Regarding the use of microbial inoculants, there are two challenges to increase their application in Colombia. On the one hand, the inoculants need to be evaluated on a real scale, so it is necessary to analyze incubation times to achieve maximum growth of microbial communities. On the other hand, it is necessary to preserve the microbial inoculant to avoid its potential contamination. Therefore, research on microbial inoculants in full-scale composting plants should be continued and the effects on process and product quality should be analyzed at this scale. In this way, it is possible to contribute to the search for solutions for the management of the organic fraction at the urban level and to reduce the amount of organic waste disposed in landfills. This is crucial in Colombia, where approximately 63% of landfills are nearing the end of their useful life 49.
Use of additives
Regarding the use of biochar in GW composting, it is recommended that future research (i) evaluates the effect of biochar produced with different biomasses; (ii) scales up the process (e.g., full scale) to analyze the effect of biochar addition on the degradation of lignocellulosic substances and the quality of the final product; iii) monitors the effect of biochar addition on the microbial community; iv) incorporates parameters that allow a better understanding of the effect of biochar addition on nitrogen dynamics during the co-composting process; and v) compares the effect of adding biochar at different stages of co-composting (e.g. mesophilic and thermophilic) on the process and the quality of the final product.
Evaluation of the quality of the product
It is necessary to assess the availability of nutrients such as nitrogen and phosphorus in the final product by evaluating soils and plant growth at the laboratory scale (e.g. pots) and at plot level.

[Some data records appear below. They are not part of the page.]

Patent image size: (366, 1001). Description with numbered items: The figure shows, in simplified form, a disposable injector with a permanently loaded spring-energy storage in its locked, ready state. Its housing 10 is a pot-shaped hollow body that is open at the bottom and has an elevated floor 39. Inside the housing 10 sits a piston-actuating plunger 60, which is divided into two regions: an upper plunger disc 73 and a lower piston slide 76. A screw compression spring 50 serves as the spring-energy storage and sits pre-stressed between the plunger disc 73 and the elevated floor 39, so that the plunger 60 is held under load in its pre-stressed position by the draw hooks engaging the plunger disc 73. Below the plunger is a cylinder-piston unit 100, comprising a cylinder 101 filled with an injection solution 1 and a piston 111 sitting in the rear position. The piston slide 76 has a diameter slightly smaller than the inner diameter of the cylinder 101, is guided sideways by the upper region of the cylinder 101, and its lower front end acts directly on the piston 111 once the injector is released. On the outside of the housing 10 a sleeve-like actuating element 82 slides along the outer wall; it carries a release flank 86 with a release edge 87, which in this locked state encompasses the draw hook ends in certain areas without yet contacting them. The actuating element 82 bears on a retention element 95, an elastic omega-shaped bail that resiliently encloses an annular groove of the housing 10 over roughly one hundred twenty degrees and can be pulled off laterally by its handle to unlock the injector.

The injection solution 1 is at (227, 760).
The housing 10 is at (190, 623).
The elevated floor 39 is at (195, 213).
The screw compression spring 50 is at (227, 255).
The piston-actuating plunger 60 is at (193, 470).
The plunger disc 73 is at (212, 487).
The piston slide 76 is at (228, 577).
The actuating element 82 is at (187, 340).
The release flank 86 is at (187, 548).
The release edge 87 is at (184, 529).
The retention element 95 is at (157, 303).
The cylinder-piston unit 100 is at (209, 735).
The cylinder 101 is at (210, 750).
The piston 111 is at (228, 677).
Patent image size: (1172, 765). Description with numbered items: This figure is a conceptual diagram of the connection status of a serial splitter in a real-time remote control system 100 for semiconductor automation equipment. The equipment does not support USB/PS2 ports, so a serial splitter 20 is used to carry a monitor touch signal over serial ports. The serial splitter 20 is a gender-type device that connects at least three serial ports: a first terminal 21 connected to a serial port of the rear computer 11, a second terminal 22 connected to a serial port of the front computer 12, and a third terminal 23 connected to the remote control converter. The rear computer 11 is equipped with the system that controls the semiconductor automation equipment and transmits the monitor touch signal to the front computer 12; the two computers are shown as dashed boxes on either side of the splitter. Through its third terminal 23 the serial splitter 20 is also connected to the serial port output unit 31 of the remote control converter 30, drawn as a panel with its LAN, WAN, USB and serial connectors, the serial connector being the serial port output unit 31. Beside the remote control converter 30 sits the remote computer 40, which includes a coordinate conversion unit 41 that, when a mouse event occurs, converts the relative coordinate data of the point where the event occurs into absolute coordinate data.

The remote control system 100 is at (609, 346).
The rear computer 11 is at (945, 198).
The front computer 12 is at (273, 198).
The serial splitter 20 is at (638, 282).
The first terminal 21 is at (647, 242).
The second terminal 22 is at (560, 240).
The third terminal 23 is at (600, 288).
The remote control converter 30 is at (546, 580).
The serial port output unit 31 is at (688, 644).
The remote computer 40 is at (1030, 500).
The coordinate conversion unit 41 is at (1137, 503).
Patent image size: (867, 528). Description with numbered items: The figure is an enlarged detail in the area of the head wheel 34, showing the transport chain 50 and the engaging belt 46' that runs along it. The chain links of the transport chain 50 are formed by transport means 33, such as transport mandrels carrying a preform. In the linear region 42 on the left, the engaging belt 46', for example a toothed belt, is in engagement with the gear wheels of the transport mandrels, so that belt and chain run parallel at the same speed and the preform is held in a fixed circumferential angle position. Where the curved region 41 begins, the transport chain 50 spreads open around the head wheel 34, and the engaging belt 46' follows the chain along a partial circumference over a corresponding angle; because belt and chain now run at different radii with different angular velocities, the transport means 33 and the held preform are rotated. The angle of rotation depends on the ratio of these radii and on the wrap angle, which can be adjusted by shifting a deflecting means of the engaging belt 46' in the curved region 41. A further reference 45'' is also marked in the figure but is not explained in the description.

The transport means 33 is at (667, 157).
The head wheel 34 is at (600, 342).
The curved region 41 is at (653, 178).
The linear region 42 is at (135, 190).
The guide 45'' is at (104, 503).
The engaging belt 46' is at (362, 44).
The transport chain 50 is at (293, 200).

This is useful to define the rate of application of the product to the soil and the time required for its application. This aspect is fundamental to determine which type of crop is more suitable to be used according to the agronomic characteristics of the product.
Use of optimization tools in GW composting
Finally, a growing trend is to optimize the process through a modeling and simulation approach using artificial intelligence and machine learning tools 50. This aims to predict aspects such as process stability, maturity, gas emissions, among others. Therefore, research is needed to develop new models that integrate different elements of the operational strategies, allowing a more detailed understanding of the process at a lower experimental cost.
Conclusions
Based on this reflection, the following conclusions are presented:
The evaluation of alternatives to improve process and product quality in the documented studies has been effective in reducing process times, improving the physicochemical properties of the final product, and better product quality standards compliance.
Research development should continue, especially, in the following areas: evaluation of operational options such as mixing additives (e.g. inoculants and biochar), adaptation of laboratory tests to evaluate in situ material stability, evaluation of improved products in production systems, evaluation of the effect of product (compost) application on soil (mineralization) and plant growth.
Research and development of full-scale projects in the context of smaller populations can be useful to improve the performance of lignocellulosic waste composting facilities such as GW.